In the years since, many of the documents pertaining to the investigations have been made public, but thousands of them—especially those pertaining to the extensive JFK investigation—remain redacted.
Lee Harvey Oswald, a Marine veteran who had defected to the Soviet Union and then returned to the United States, shot President John F. Kennedy.
 
According to a government commission, Oswald acted alone. Unresolved issues, however, have plagued the case for a long time and spawned more bizarre conspiracy theories as well as alternative theories regarding the involvement of the mafia, government agents, and other evil figures.
 
Decades of polling have shown that the majority of Americans do not think Oswald was the only assassin.
A law requiring the release of all investigation-related documents within 25 years was passed by Congress in 1992. Thousands of JFK-related documents, out of millions, are still partially or completely secret, despite the fact that both President Joe Biden and President Trump released mountains of them during their first terms.
During his first term, Trump pledged to declassify all of the files, but he backed off after being convinced to keep some files secret by FBI and CIA officials. Continued secrecy "is not consistent with the public interest," according to today's executive order.
 
"It's fantastic that the president has written down his pledge as a declaration of intent. Jefferson Morley, a former Washington Post journalist, JFK assassination expert, and editor of the online newsletter JFK Facts, stated that this is significant. However, implementation and specifics are crucial. We are only at the start of this process. It's unclear exactly how this will be implemented," he stated.
 
 
New information regarding the circumstances surrounding the assassination, including the CIA's extensive surveillance of Oswald, has been made public by recent document releases.

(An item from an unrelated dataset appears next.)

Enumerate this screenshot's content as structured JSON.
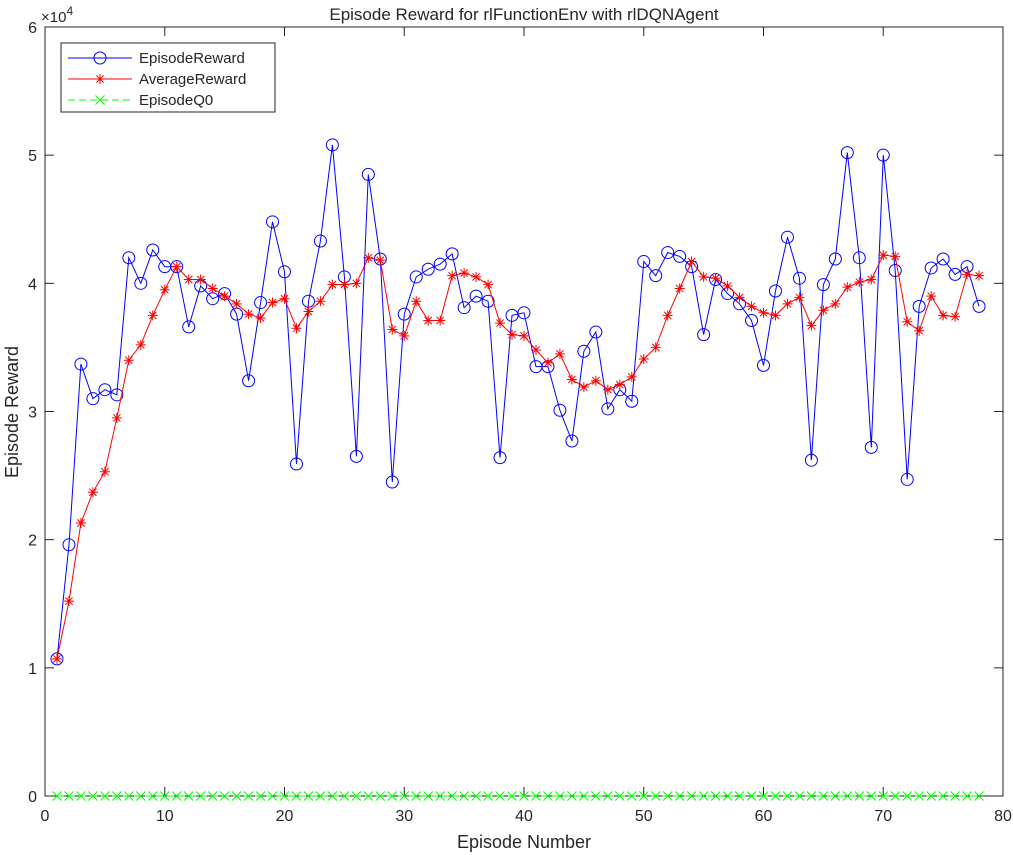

Paul Landis, a former Secret Service agent who was 88 at the time of the assassination and saw it up close, claimed in 2023 that he took a bullet from the car after Kennedy was shot.
 
  • JFK's assassination: One of the greatest mysteries in US history 
  •  A former Secret Service agent provides new information about the JFK assassination.
 
According to experts, the information casts doubt on the official account that the president and Texas Governor John Connally, who was in the motorcade and survived the shooting, were both struck by a single bullet.
A complete release of all the redacted documents could greatly increase public knowledge, according to Mr. Morley, who also stated that new information has further questioned the idea that Oswald acted alone.
 
However, he cautioned that there might not be a "smoking gun" and that the CIA and other security specialists will work to keep things somewhat secret. His words, "This story is not over,"
Trump requested that Robert F. Kennedy Jr., the president's nominee for health secretary and the son of RFK and JFK, receive the pen he used to sign the order during Thursday's signing ceremony at the White House.
For a long time, RFK Jr. has questioned the official accounts of both his father, Robert F. Kennedy, and his uncle's murder.
 
A Palestinian man named Sirhan Sirhan killed Kennedy Sr. in a ballroom in Los Angeles because he was upset about US backing for Israel. Other Kennedy family members dispute that assertion, but RFK Jr. told Sirhan in prison that he does not think Sirhan killed his father.
  
James Earl Ray, a white nationalist, shot and killed Martin Luther King Jr. Ray was allegedly a part of a wider conspiracy and did not act alone, according to King family members.